All border check points between Shenzhen and Hong Kong, and the airport, had already introduced disease prevention measures with thermal imaging systems in place, a department spokesman said.
As the above article indicates, adding to their avian flu concerns is the impending Lunar New Year's celebration. which in China is called Chunyun, Chinese New Year, or simply, The Spring Festival.
In Vietnam, it is called Tết Nguyên Đán or Feast of the First Morning (Tết for short), while in Korea it is called Seollal.
By whatever name, the lunar new year is no doubt the most important holiday in all of Asia; where hundreds of millions of people flee the big cities and return to their home towns for a few days to attend a reunion dinner with their families - preferably on the eve of the lunar New Year.
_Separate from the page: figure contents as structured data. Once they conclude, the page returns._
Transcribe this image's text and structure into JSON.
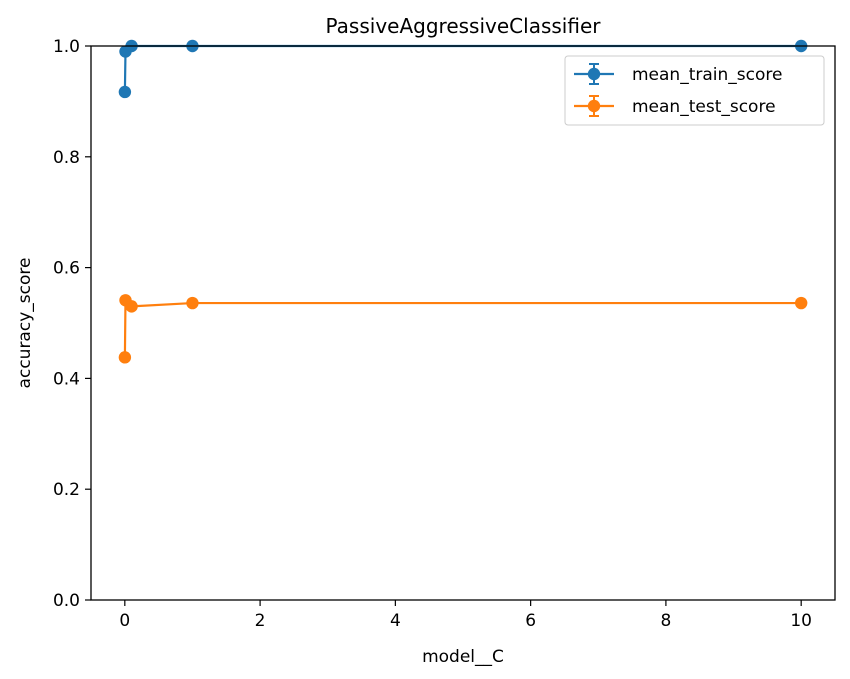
{
  "chart_data": {
    "type": "line",
    "title": "PassiveAggressiveClassifier",
    "xlabel": "model__C",
    "ylabel": "accuracy_score",
    "xlim": [
      -0.5,
      10.5
    ],
    "ylim": [
      0.0,
      1.0
    ],
    "x_ticks": [
      0,
      2,
      4,
      6,
      8,
      10
    ],
    "x_tick_labels": [
      "0",
      "2",
      "4",
      "6",
      "8",
      "10"
    ],
    "y_ticks": [
      0.0,
      0.2,
      0.4,
      0.6,
      0.8,
      1.0
    ],
    "y_tick_labels": [
      "0.0",
      "0.2",
      "0.4",
      "0.6",
      "0.8",
      "1.0"
    ],
    "grid": false,
    "legend_position": "top-right",
    "series": [
      {
        "name": "mean_train_score",
        "color": "#1f77b4",
        "x": [
          0.001,
          0.01,
          0.1,
          1,
          10
        ],
        "y": [
          0.917,
          0.99,
          1.0,
          1.0,
          1.0
        ]
      },
      {
        "name": "mean_test_score",
        "color": "#ff7f0e",
        "x": [
          0.001,
          0.01,
          0.1,
          1,
          10
        ],
        "y": [
          0.438,
          0.541,
          0.53,
          0.536,
          0.536
        ]
      }
    ]
  }
}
Each year Asia sees more than 3 billion passenger journeys – mostly by crowded train – over the extended holiday period (which runs from about two weeks before to two weeks after the new year).
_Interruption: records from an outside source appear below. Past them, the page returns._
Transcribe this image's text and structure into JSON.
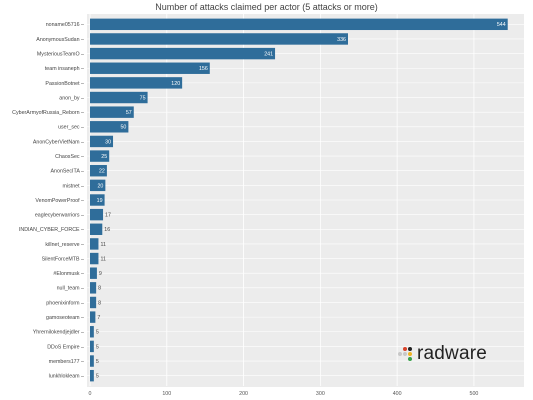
{
  "chart_data": {
    "type": "bar",
    "orientation": "horizontal",
    "title": "Number of attacks claimed per actor (5 attacks or more)",
    "categories": [
      "noname05716",
      "AnonymousSudan",
      "MysteriousTeamO",
      "team insaneph",
      "PassionBotnet",
      "anon_by",
      "CyberArmyofRussia_Reborn",
      "user_sec",
      "AnonCyberVietNam",
      "ChaosSec",
      "AnonSecITA",
      "mistnet",
      "VenomPowerProof",
      "eaglecyberwarriors",
      "INDIAN_CYBER_FORCE",
      "killnet_reserve",
      "SilentForceMTB",
      "#Elonmusk",
      "null_team",
      "phoenixinform",
      "gamoseoteam",
      "Yhrernilokendjejdler",
      "DDoS Empire",
      "members177",
      "lunkhlokleam"
    ],
    "values": [
      544,
      336,
      241,
      156,
      120,
      75,
      57,
      50,
      30,
      25,
      22,
      20,
      19,
      17,
      16,
      11,
      11,
      9,
      8,
      8,
      7,
      5,
      5,
      5,
      5
    ],
    "xlim": [
      0,
      560
    ],
    "xticks": [
      0,
      100,
      200,
      300,
      400,
      500
    ],
    "bar_color": "#2f6d9a",
    "plot_background": "#ececec",
    "grid": true
  },
  "logo": {
    "text": "radware",
    "dot_colors": [
      "#c8c8c8",
      "#c8c8c8",
      "#d8432b",
      "#222222",
      "#f0b323",
      "#38a04a"
    ]
  }
}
So important is this holiday, and the accompanying traditional chicken feast, that many municipalities won't shut down live bird market vendors until the day of the lunar new year, despite the risks of avian flu.
Large migrations of people along with mass gatherings - such as we see each year with the Hajj, Carnival in Rio, and the Super Bowl - are of particular concern to public health officials and epidemiologists, as they have the potential to amplify a small infectious disease outbreak into a bigger one – both in terms of numbers and geographic spread.
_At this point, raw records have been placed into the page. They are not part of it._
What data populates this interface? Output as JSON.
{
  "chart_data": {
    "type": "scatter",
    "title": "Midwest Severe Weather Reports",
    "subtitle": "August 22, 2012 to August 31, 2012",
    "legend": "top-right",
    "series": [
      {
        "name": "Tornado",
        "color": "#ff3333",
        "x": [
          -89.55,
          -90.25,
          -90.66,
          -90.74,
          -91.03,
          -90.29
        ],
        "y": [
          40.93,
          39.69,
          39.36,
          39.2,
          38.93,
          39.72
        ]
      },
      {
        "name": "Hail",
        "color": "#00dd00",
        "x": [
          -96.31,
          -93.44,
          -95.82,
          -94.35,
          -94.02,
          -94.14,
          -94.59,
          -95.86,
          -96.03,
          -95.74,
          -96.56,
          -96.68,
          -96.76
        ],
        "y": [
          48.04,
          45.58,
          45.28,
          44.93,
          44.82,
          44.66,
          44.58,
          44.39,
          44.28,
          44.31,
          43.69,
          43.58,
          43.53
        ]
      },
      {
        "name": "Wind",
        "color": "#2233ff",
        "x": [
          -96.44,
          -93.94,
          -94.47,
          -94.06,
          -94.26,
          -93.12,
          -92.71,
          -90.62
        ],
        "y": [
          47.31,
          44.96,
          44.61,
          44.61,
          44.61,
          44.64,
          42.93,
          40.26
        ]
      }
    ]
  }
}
And each year, it seems those risks grow greater.
In Asia, there are now four potentially deadly avian flu strains capable of infecting humans (H5N1, H5N6, H7N9, H10N8), whereas just three years ago there was really only one - H5N1 - to worry about.
We have also recently learned of the potential threat from EAH1N1, an evolving swine flu virus, which has become quite common in Chinese pigs (see PNAS: The Pandemic Potential Of Eurasian Avian-like H1N1 (EAH1N1) Swine Influenza).
There is also always the possibility (remote though it may be), that the mixing of people with different flu strains could spark a reassortment event, yielding a new flu strain or subtype (see J Clin Virol: Influenza Co-Infection Leading To A Reassortant Virus).
While novel influenza viruses are high on our watch list, events like Chinese New Years also have the potential to help distribute and proliferate other infectious diseases like tuberculosis, mosquito-borne illnesses like Dengue & Zika, measles, enteroviruses, and other respiratory pathogens.
In 2010, in The Impact Of Mass Gatherings & Travel On Flu Epidemics , we looked at a study published in BMC Public Health, that looked at and attempted to quantify the impacts of mass gatherings and holiday travel on the spread of an influenza epidemic.
Since then we've looked at additional studies, including the 2012 six-part series (see Lancet: Mass Gatherings And Health), that have looked at the dynamics of disease transmission in these internationally attended events.
This year - in addition to Chinese New Year's - other high risk events to watch include Carnival in Rio, the Super Bowl, the Mardi Gras, Summer Olympics in Rio de Janeiro, Umrah and the Hajj.
And you can be sure that behind the scenes at all of these venues (and around the world), publich health officials are gearing up to deal with a variety of anticipated, and unexpected heatlh threats (see How The ECDC Will Spend Your Summer Vacation).
While the risks of seeing a major disease outbreak in any given year are small, public health authorities must anticipate and prepare for the worst.
After all, we’ll never know the number of outbreaks that have been prevented by proactive measures over the years.
The old saying is true, `When public health works, nothing happens’.